I am creating one figure with around one hundred subplots/axes, each with a few thousand data points. Currently, I am looping through each subplot and using plt.scatter
to place the points. However, this is quite slow. Is it possible to use multiple CPUs to speed up the plotting, by dividing the labor either one core per subplot or in terms of plotting the data points within a single subplot?
So far, I have attempted using joblib
to use parallel processes for the subplot creation, but rather than creating new subplots within the same figure, it spawns a new figure for each subplot. I have tried with the backends PDF
, Qt5Agg
, and Agg
. Here is a simplified example of my code.
import matplotlib as mpl
mpl.use('PDF')
import seaborn as sns
import matplotlib.pyplot as plt
from joblib import Parallel, delayed
def plotter(name, df, ax):
ax.scatter(df['petal_length'], df['sepal_length'])

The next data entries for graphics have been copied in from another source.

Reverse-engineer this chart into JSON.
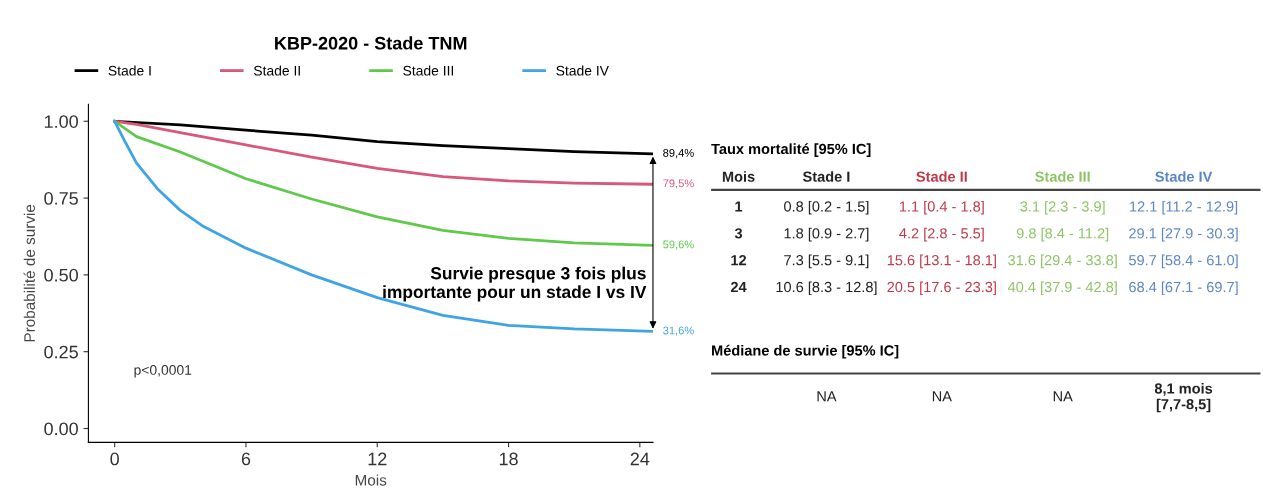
{
  "chart_data": [
    {
      "type": "line",
      "title": "KBP-2020 - Stade TNM",
      "xlabel": "Mois",
      "ylabel": "Probabilité de survie",
      "xlim": [
        -1.2,
        24.6
      ],
      "ylim": [
        -0.045,
        1.055
      ],
      "xticks": [
        0,
        6,
        12,
        18,
        24
      ],
      "yticks": [
        {
          "value": 0,
          "label": "0.00"
        },
        {
          "value": 0.25,
          "label": "0.25"
        },
        {
          "value": 0.5,
          "label": "0.50"
        },
        {
          "value": 0.75,
          "label": "0.75"
        },
        {
          "value": 1,
          "label": "1.00"
        }
      ],
      "grid": false,
      "legend": "top",
      "marker": "none",
      "line_style": "solid",
      "series": [
        {
          "name": "Stade I",
          "color": "#000000",
          "x": [
            0,
            3,
            6,
            9,
            12,
            15,
            18,
            21,
            24.6
          ],
          "values": [
            1.0,
            0.988,
            0.971,
            0.955,
            0.934,
            0.921,
            0.911,
            0.901,
            0.894
          ],
          "value_labels": [
            null,
            null,
            null,
            null,
            null,
            null,
            null,
            null,
            "89,4%"
          ]
        },
        {
          "name": "Stade II",
          "color": "#d9577a",
          "x": [
            0,
            1,
            3,
            6,
            9,
            12,
            15,
            18,
            21,
            24.6
          ],
          "values": [
            1.0,
            0.99,
            0.963,
            0.923,
            0.883,
            0.847,
            0.82,
            0.806,
            0.799,
            0.795
          ],
          "value_labels": [
            null,
            null,
            null,
            null,
            null,
            null,
            null,
            null,
            null,
            "79,5%"
          ]
        },
        {
          "name": "Stade III",
          "color": "#5ec94a",
          "x": [
            0,
            1,
            3,
            6,
            9,
            12,
            15,
            18,
            21,
            24.6
          ],
          "values": [
            1.0,
            0.95,
            0.9,
            0.813,
            0.747,
            0.689,
            0.645,
            0.619,
            0.604,
            0.596
          ],
          "value_labels": [
            null,
            null,
            null,
            null,
            null,
            null,
            null,
            null,
            null,
            "59,6%"
          ]
        },
        {
          "name": "Stade IV",
          "color": "#3ea4e4",
          "x": [
            0,
            0.5,
            1,
            2,
            3,
            4,
            6,
            9,
            12,
            15,
            18,
            21,
            24.6
          ],
          "values": [
            1.0,
            0.93,
            0.864,
            0.777,
            0.71,
            0.66,
            0.587,
            0.5,
            0.426,
            0.368,
            0.336,
            0.324,
            0.316
          ],
          "value_labels": [
            null,
            null,
            null,
            null,
            null,
            null,
            null,
            null,
            null,
            null,
            null,
            null,
            "31,6%"
          ]
        }
      ],
      "annotations": [
        "Survie presque 3 fois plus\nimportante pour un stade I vs IV",
        "p<0,0001"
      ]
    },
    {
      "type": "other",
      "title": "Taux mortalité [95% IC]",
      "categories": [
        "Mois",
        "Stade I",
        "Stade II",
        "Stade III",
        "Stade IV"
      ],
      "colors": [
        "#222222",
        "#222222",
        "#c0394b",
        "#8cc465",
        "#5b86c5"
      ],
      "annotations": [
        "1",
        "0.8 [0.2 - 1.5]",
        "1.1 [0.4 - 1.8]",
        "3.1 [2.3 - 3.9]",
        "12.1 [11.2 - 12.9]",
        "3",
        "1.8 [0.9 - 2.7]",
        "4.2 [2.8 - 5.5]",
        "9.8 [8.4 - 11.2]",
        "29.1 [27.9 - 30.3]",
        "12",
        "7.3 [5.5 - 9.1]",
        "15.6 [13.1 - 18.1]",
        "31.6 [29.4 - 33.8]",
        "59.7 [58.4 - 61.0]",
        "24",
        "10.6 [8.3 - 12.8]",
        "20.5 [17.6 - 23.3]",
        "40.4 [37.9 - 42.8]",
        "68.4 [67.1 - 69.7]"
      ]
    },
    {
      "type": "other",
      "title": "Médiane de survie [95% IC]",
      "annotations": [
        "NA",
        "NA",
        "NA",
        "8,1 mois\n[7,7-8,5]"
      ]
    }
  ]
}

iris = sns.load_dataset('iris')
fig, axes = plt.subplots(3,1)
Parallel(n_jobs=2)(delayed(plotter)
(species_name, species_df, ax)
for (species_name, species_df), ax in zip(iris.groupby('species'), axes.ravel()))
fig.savefig('test.pdf')
Setting n_jobs=1
works, all points are then plotted within the same figure. However, increasing it to above one creates four figures: one that I initiate with plt.subplots
and then one for each time ax.scatter
is called.
Since I am passing the axes from the first figure to plotter
, I am not sure how/why the additional figures are created. Is there some fallback in matplotlib, that causes new figures to be created automatically if the specified figure is "locked" by another plotting process?
Any advice on how to improve my current approach or achieve the speedups through alternative approaches are appreciated.